Aginsight director Dr Bruce Kefford has told a Melbourne agricultural summit “remarkable advances” in biosciences would be a key driver in sustainbly increasing agricultural productivity.
Dr Kefford, the former deputy secretary of the Victorian Department of Primary Industries, chaired a session at the second AgriVictoria State of Opportunity summit.
“The recent dairy industry crisis has highlighted the exposures of high cost farming systems to price volatility and there is now a unanimous call for farming systems which are more efficient, deliver lower costs of production, so farmers can remain profitable, when prices turn down,” Dr Kefford said.
“Farmers need efficient use of lower cost, home grown feed, highly efficient animals and lower cost farming systems.

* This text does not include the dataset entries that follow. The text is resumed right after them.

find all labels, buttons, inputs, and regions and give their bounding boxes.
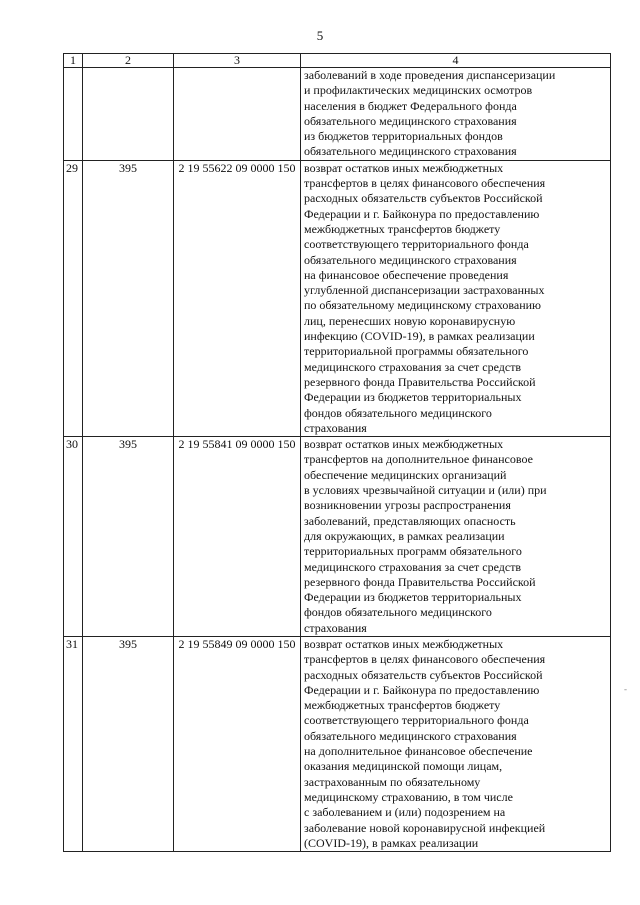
text-line: межбюджетных трансфертов бюджету: [304, 221, 501, 236]
text-line: на финансовое обеспечение проведения: [304, 267, 509, 282]
text-line: населения в бюджет Федерального фонда: [304, 98, 517, 113]
text-line: лиц, перенесших новую коронавирусную: [304, 313, 516, 328]
text-line: обязательного медицинского страхования: [304, 113, 517, 128]
admin-code: 395: [83, 437, 174, 637]
text-line: страхования: [304, 420, 367, 435]
text-line: страхования: [304, 620, 367, 635]
text-line: территориальных программ обязательного: [304, 544, 522, 559]
text-line: обязательного медицинского страхования: [304, 728, 517, 743]
text-line: расходных обязательств субъектов Российской: [304, 667, 543, 682]
text-line: Федерации и г. Байконура по предоставлению: [304, 206, 540, 221]
text-line: из бюджетов территориальных фондов: [304, 129, 503, 144]
text-line: фондов обязательного медицинского: [304, 405, 492, 420]
header-col-2: 2: [83, 54, 174, 68]
text-line: для окружающих, в рамках реализации: [304, 528, 505, 543]
admin-code: 395: [83, 160, 174, 436]
row-number: 29: [64, 160, 83, 436]
text-line: межбюджетных трансфертов бюджету: [304, 698, 501, 713]
text-line: возврат остатков иных межбюджетных: [304, 160, 504, 175]
table-cell: [83, 68, 174, 161]
text-line: резервного фонда Правительства Российской: [304, 374, 536, 389]
text-line: трансфертов в целях финансового обеспечения: [304, 176, 546, 191]
margin-mark: -: [624, 684, 627, 694]
table-header-row: [64, 54, 611, 68]
table-row: [64, 636, 611, 851]
text-line: обязательного медицинского страхования: [304, 252, 517, 267]
text-line: (COVID-19), в рамках реализации: [304, 835, 479, 850]
text-line: с заболеванием и (или) подозрением на: [304, 805, 506, 820]
text-line: территориальной программы обязательного: [304, 344, 529, 359]
text-line: резервного фонда Правительства Российской: [304, 574, 536, 589]
row-description: [301, 160, 611, 436]
text-line: и профилактических медицинских осмотров: [304, 83, 533, 98]
text-line: застрахованным по обязательному: [304, 774, 481, 789]
text-line: возникновении угрозы распространения: [304, 498, 511, 513]
table-row: [64, 437, 611, 637]
text-line: трансфертов на дополнительное финансовое: [304, 452, 533, 467]
text-line: трансфертов в целях финансового обеспечения: [304, 652, 546, 667]
header-col-4: 4: [301, 54, 611, 68]
row-number: 31: [64, 636, 83, 851]
text-line: возврат остатков иных межбюджетных: [304, 636, 504, 651]
text-line: углубленной диспансеризации застрахованных: [304, 283, 545, 298]
table-cell: [174, 68, 301, 161]
row-description: [301, 437, 611, 637]
text-line: обеспечение медицинских организаций: [304, 467, 507, 482]
budget-classification-code: 2 19 55622 09 0000 150: [174, 160, 301, 436]
text-line: на дополнительное финансовое обеспечение: [304, 744, 533, 759]
header-col-3: 3: [174, 54, 301, 68]
text-line: расходных обязательств субъектов Российской: [304, 191, 543, 206]
text-line: возврат остатков иных межбюджетных: [304, 437, 504, 452]
text-line: в условиях чрезвычайной ситуации и (или) при: [304, 483, 547, 498]
text-line: медицинскому страхованию, в том числе: [304, 789, 513, 804]
table-cell: [64, 68, 83, 161]
text-line: медицинского страхования за счет средств: [304, 559, 522, 574]
text-line: обязательного медицинского страхования: [304, 144, 517, 159]
text-line: по обязательному медицинскому страхованию: [304, 298, 542, 313]
budget-classification-code: 2 19 55849 09 0000 150: [174, 636, 301, 851]
text-line: Федерации из бюджетов территориальных: [304, 590, 522, 605]
page-number: 5: [316, 28, 324, 43]
admin-code: 395: [83, 636, 174, 851]
text-line: медицинского страхования за счет средств: [304, 359, 522, 374]
text-line: заболеваний, представляющих опасность: [304, 513, 516, 528]
text-line: соответствующего территориального фонда: [304, 237, 529, 252]
text-line: оказания медицинской помощи лицам,: [304, 759, 503, 774]
text-line: Федерации из бюджетов территориальных: [304, 390, 522, 405]
row-description: [301, 636, 611, 851]
text-line: фондов обязательного медицинского: [304, 605, 492, 620]
text-line: заболевание новой коронавирусной инфекцией: [304, 820, 546, 835]
text-line: инфекцию (COVID-19), в рамках реализации: [304, 329, 535, 344]
row-number: 30: [64, 437, 83, 637]
text-line: заболеваний в ходе проведения диспансеризации: [304, 68, 556, 82]
table-row: [64, 160, 611, 436]
text-line: соответствующего территориального фонда: [304, 713, 529, 728]
header-col-1: 1: [64, 54, 83, 68]
text-line: Федерации и г. Байконура по предоставлению: [304, 682, 540, 697]
continuation-row: [64, 68, 611, 161]
budget-codes-table: [63, 53, 611, 852]
continuation-text: [301, 68, 611, 161]
budget-classification-code: 2 19 55841 09 0000 150: [174, 437, 301, 637]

“In a world were many of the challenges are external to our control there are potent levers, in our grasp, which can help us significantly, if we use them.”
He said work being done at the LaTrobe University BioAgri centre was part of the step change, in performance.

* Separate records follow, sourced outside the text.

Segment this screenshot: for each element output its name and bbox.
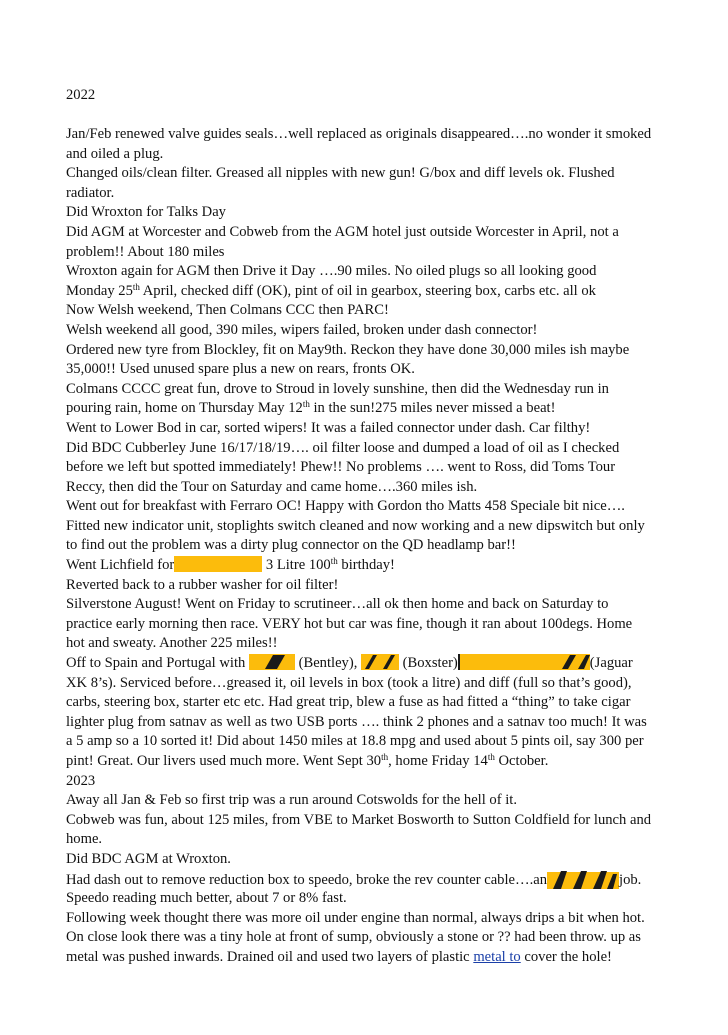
- text-line: Now Welsh weekend, Then Colmans CCC then PARC!: [66, 302, 389, 319]
- year-heading-2022: 2022: [66, 87, 96, 103]
- text-line: 35,000!! Used unused spare plus a new on rears, fronts OK.: [66, 361, 415, 378]
- text-line: pouring rain, home on Thursday May 12th in the sun!275 miles never missed a beat!: [66, 399, 556, 417]
- text-line: Did Wroxton for Talks Day: [66, 204, 226, 221]
- text-line: problem!! About 180 miles: [66, 243, 225, 260]
- year-heading-2023: 2023: [66, 772, 96, 789]
- text-line: Welsh weekend all good, 390 miles, wipers failed, broken under dash connector!: [66, 321, 538, 338]
- text-line: Colmans CCCC great fun, drove to Stroud in lovely sunshine, then did the Wednesday run in: [66, 380, 609, 397]
- text-line: Went Lichfield for 3 Litre 100th birthday!: [66, 556, 395, 574]
- metal-link[interactable]: metal to: [473, 948, 521, 965]
- text-line: pint! Great. Our livers used much more. Went Sept 30th, home Friday 14th October.: [66, 752, 549, 769]
- text-line: hot and sweaty. Another 225 miles!!: [66, 635, 278, 652]
- text-line: before we left but spotted immediately! Phew!! No problems …. went to Ross, did Toms Tour: [66, 459, 616, 476]
- text-line: to find out the problem was a dirty plug connector on the QD headlamp bar!!: [66, 537, 516, 554]
- text-line: Did BDC Cubberley June 16/17/18/19…. oil filter loose and dumped a load of oil as I checked: [66, 439, 620, 456]
- text-line: Off to Spain and Portugal with (Bentley), (Boxster) (Jaguar: [66, 655, 633, 672]
- text-line: carbs, steering box, starter etc etc. Had great trip, blew a fuse as had fitted a “thing” to take cigar: [66, 694, 631, 711]
- text-line: Did BDC AGM at Wroxton.: [66, 850, 231, 867]
- text-line: practice early morning then race. VERY hot but car was fine, though it ran about 100degs. Home: [66, 615, 633, 632]
- text-line: Cobweb was fun, about 125 miles, from VBE to Market Bosworth to Sutton Coldfield for lunch and: [66, 811, 652, 828]
- text-line: Silverstone August! Went on Friday to scrutineer…all ok then home and back on Saturday to: [66, 596, 609, 613]
- text-line: Had dash out to remove reduction box to speedo, broke the rev counter cable….an job.: [66, 871, 642, 888]
- text-line: Fitted new indicator unit, stoplights switch cleaned and now working and a new dipswitch but only: [66, 517, 645, 534]
- text-line: Went to Lower Bod in car, sorted wipers! It was a failed connector under dash. Car filthy!: [66, 419, 591, 436]
- text-line: Changed oils/clean filter. Greased all nipples with new gun! G/box and diff levels ok. Flushed: [66, 165, 615, 182]
- text-line: Reverted back to a rubber washer for oil filter!: [66, 576, 339, 593]
- text-line: Ordered new tyre from Blockley, fit on May9th. Reckon they have done 30,000 miles ish maybe: [66, 341, 630, 358]
- redaction-mark: [458, 654, 590, 670]
- redaction-mark: [174, 556, 262, 572]
- text-line: lighter plug from satnav as well as two USB ports …. think 2 phones and a satnav too much! It was: [66, 713, 647, 730]
- text-line: XK 8’s). Serviced before…greased it, oil levels in box (took a litre) and diff (full so that’s good),: [66, 674, 632, 691]
- text-line: and oiled a plug.: [66, 145, 164, 162]
- text-line: Monday 25th April, checked diff (OK), pint of oil in gearbox, steering box, carbs etc. all ok: [66, 281, 596, 299]
- text-line: Speedo reading much better, about 7 or 8% fast.: [66, 890, 347, 907]
- text-line: Wroxton again for AGM then Drive it Day ….90 miles. No oiled plugs so all looking good: [66, 263, 597, 280]
- text-line: radiator.: [66, 184, 115, 201]
- text-line: home.: [66, 831, 103, 848]
- text-line: a 5 amp so a 10 sorted it! Did about 1450 miles at 18.8 mpg and used about 5 pints oil, say 300 per: [66, 733, 644, 750]
- redaction-mark: [249, 654, 295, 670]
- text-line: Reccy, then did the Tour on Saturday and came home….360 miles ish.: [66, 478, 478, 495]
- text-line: Did AGM at Worcester and Cobweb from the AGM hotel just outside Worcester in April, not a: [66, 223, 619, 240]
- text-line: Following week thought there was more oil under engine than normal, always drips a bit when hot.: [66, 909, 645, 926]
- redaction-mark: [547, 870, 619, 889]
- document-body: [66, 125, 666, 968]
- text-line: On close look there was a tiny hole at front of sump, obviously a stone or ?? had been throw. up as: [66, 929, 641, 946]
- text-line: Went out for breakfast with Ferraro OC! Happy with Gordon tho Matts 458 Speciale bit nice….: [66, 498, 625, 515]
- redaction-mark: [361, 654, 399, 670]
- text-line: metal was pushed inwards. Drained oil and used two layers of plastic metal to cover the hole!: [66, 948, 612, 965]
- text-line: Jan/Feb renewed valve guides seals…well replaced as originals disappeared….no wonder it smoked: [66, 126, 652, 142]
- text-line: Away all Jan & Feb so first trip was a run around Cotswolds for the hell of it.: [66, 792, 517, 809]
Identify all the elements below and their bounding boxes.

“This has given us a much deeper understanding of plants and animals of our environment in Victoria.”
But Dr Kefford said there were “some really frightening statistics - the most popular ryegrass sold is called Vic, which was bred 80 years ago; it’s not the best we have available.
“The second most popular bull was ranked 500, not the best bull, by any means, and 30 per cent of our heifers are bred from paddock bulls.”
But he said remarkable advances in biosciences, particularly in the last decade, had given a much deeper understanding of plants and animals in Victoria.
“There is potential for further innovation and it is very, very significant.”